Case in point: Ford's new Fusion Sport.

It's the same basic Fusion that Ford sells in other flavors, but with a true performance theme.

Front and center, literally, is a powerhouse of an engine. It's a twin-turbo 2.7 liter V6 churning out 325 horsepower, sent though an all-wheel drive system.

And of course, there's some "sizzle to go with the steak" in the form of handsome up-sized wheels and tires, quad chrome exhaust tips making a healthy note out back, and sporty bucket seats inside.

If you know your cars, this new package from Ford might sound a little familiar. Back in the late 1980s they got a lot of attention with a car called the Taurus SHO. Yes, that too was a family sedan given a performance treatment, thanks to a high-winding multi-valve engine co-developed with motorcycle maker Yamaha.
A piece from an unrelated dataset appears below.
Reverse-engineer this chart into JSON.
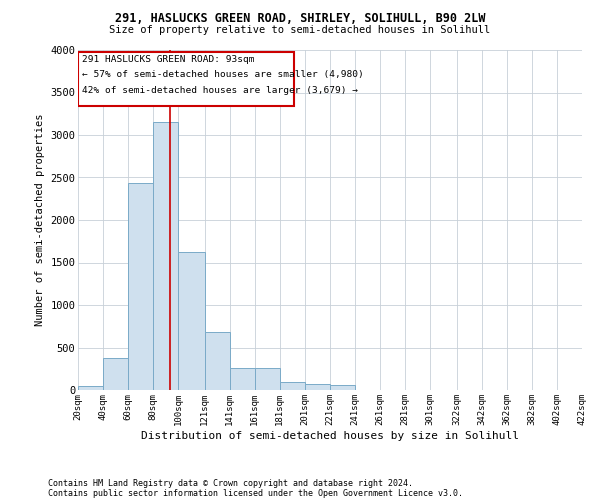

Today, you can buy a car with more performance than the Fusion Sport, but you'll spend a whole lot more money. This car has a base price of $33,605, and by Ford's estimation, only some cars costing in excess of $40,000 can equal the acceleration and handling of the Fusion Sport.

Here's something really clever for the whole Fusion line this year: automatic pothole detection!

The electronically-controlled suspension can detect a pothole right before the a tire hits it, and literally keep the wheel from dropping into the hole by tightening up the action of the wheel milliseconds beforehand. If your car has ever slammed into a pothole in the past, you'll welcome this bit of technology.

Comfort and luxury is another area where sedans can still shine.

Kia is offering a good degree of luxury in its second-generation Cadenza. It has features you might not expect in a car with a base price of well under $40,000, like a very quiet ride and a good dose of style. Even in top Limited trim, the Cadenza is just shy of $45,000.

And Buick is back with the premium-feeling Lacrosse. The first two generations were a bit of a surprise hit for Buick, with many buyers jumping in from premium European and Asian brands. The new 2017 Lacrosse amps up the style quite a bit, and so far is turning heads on the road. The new Lacrosse has a base price of $32,065, though higher trim levels and option packages can push that price much higher.

Though sales have slipped a little in recent years, the still very popular sedan is definitely not going down without a fight.